The XRP community is crossing its fingers, as the pretrial conference started this morning against the Securities and Exchange Commission —SEC—.
Brad Garlinghouse and Chris Larsen are all set to defend their company. Both hired three lawyers who were exposing and defending today their evidence and arguments against the SEC.
Did the SEC warn Exchanges about XRP status?
As the pre-trial developed, Ripple’s lawyer, Matthew Solomon, highlighted how the SEC dismissed exchanges and other market actors about selling XRP as a security, instead of a cryptocurrency.
According to Solomon, since 2019 the SEC never stated that exchanges and brokerages could not sell XRP, and never declared the currency’s status —whether it was a security or an investment contract.
We’ve already taken some discovery on the Securities and Exchange Commission, which revealed that the Securities and Exchange Commission was having discussions with ultra-sophisticated market actors, including exchanges, and not, apparently, telling those actors that it believed XRP was security or an investment contract as late as 2019. And, again, as this case moves forward, these facts will come to light, and it will be clear that XRP cannot establish and will not establish that XRP is a security.

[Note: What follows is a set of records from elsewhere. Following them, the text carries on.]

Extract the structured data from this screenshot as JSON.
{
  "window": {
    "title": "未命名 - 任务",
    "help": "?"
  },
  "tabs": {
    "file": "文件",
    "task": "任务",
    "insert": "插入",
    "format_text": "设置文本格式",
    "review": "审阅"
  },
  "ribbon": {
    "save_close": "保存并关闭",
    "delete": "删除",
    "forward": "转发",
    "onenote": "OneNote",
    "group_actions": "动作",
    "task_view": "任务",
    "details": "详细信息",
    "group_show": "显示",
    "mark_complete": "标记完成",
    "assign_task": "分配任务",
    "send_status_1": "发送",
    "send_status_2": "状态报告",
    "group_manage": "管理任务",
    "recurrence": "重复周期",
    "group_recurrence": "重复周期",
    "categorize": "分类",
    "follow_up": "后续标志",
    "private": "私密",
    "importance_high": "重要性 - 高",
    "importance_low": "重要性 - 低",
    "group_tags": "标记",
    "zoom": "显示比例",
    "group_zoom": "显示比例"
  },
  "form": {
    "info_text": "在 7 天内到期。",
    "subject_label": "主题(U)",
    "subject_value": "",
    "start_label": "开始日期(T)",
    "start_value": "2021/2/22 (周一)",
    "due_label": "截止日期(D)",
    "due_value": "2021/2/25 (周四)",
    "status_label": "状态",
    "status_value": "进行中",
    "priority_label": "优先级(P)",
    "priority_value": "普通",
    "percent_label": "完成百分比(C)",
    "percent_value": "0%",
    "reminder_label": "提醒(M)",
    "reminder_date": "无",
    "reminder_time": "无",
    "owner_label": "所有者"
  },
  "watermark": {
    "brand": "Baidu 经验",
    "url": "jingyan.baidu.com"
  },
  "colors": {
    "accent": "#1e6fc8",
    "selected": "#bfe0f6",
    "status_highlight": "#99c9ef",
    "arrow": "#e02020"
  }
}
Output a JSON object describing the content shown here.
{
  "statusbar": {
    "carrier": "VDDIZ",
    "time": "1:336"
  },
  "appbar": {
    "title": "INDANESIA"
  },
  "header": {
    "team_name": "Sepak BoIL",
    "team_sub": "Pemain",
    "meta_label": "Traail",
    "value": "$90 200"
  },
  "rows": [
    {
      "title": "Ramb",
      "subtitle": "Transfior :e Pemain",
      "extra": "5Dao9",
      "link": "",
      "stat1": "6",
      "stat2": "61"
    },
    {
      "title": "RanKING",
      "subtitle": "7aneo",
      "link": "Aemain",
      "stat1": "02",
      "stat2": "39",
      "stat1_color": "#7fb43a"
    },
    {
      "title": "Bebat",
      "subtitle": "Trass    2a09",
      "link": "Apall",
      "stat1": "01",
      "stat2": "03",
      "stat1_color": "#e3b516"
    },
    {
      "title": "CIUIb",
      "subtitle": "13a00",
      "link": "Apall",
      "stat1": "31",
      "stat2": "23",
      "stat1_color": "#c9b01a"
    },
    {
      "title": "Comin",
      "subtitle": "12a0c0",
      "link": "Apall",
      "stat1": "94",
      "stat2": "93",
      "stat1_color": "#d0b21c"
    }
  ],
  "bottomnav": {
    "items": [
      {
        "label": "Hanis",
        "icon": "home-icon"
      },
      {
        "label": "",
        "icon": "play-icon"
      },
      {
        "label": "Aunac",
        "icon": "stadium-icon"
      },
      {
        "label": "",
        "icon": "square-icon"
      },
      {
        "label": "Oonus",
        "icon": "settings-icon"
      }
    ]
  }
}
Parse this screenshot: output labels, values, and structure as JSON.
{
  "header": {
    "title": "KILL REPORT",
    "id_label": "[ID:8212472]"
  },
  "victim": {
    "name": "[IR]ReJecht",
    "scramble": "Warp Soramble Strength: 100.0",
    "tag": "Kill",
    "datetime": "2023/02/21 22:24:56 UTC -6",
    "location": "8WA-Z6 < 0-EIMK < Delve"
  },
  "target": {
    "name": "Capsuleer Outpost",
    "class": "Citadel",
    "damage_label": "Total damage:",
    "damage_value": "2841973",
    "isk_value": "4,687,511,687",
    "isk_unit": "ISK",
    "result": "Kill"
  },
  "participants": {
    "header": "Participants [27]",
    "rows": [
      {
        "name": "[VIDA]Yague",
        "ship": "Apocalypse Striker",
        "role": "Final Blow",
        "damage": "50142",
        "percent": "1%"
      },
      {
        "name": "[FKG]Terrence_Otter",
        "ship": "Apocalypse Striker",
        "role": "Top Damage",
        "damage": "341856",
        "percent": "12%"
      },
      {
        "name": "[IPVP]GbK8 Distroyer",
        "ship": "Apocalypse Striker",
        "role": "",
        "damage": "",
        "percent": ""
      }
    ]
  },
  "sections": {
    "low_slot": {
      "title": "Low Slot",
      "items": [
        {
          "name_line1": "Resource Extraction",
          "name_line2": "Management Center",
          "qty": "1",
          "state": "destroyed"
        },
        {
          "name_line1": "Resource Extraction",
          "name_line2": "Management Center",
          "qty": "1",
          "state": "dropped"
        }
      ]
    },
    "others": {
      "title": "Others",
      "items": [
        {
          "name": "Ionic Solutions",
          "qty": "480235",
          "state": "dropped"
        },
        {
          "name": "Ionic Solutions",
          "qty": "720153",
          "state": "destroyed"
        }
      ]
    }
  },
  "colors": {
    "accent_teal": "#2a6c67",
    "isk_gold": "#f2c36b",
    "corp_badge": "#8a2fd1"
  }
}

Stated Solomon in the conference
Likewise, Jeremy Hogan laid down how Ripple can turn the tables against the SEC with these statements. The fundamental here is that the SEC never told exchanges and other platforms that XRP could not be sold — so the main question that the crypto-community is asking is: what is different from 2019 to 2020?
Just hours before the pre-trial, XRP surged over 5%, and keeping a steady price level between $0.52 and $0.58, after it suffered extreme swing prices yesterday.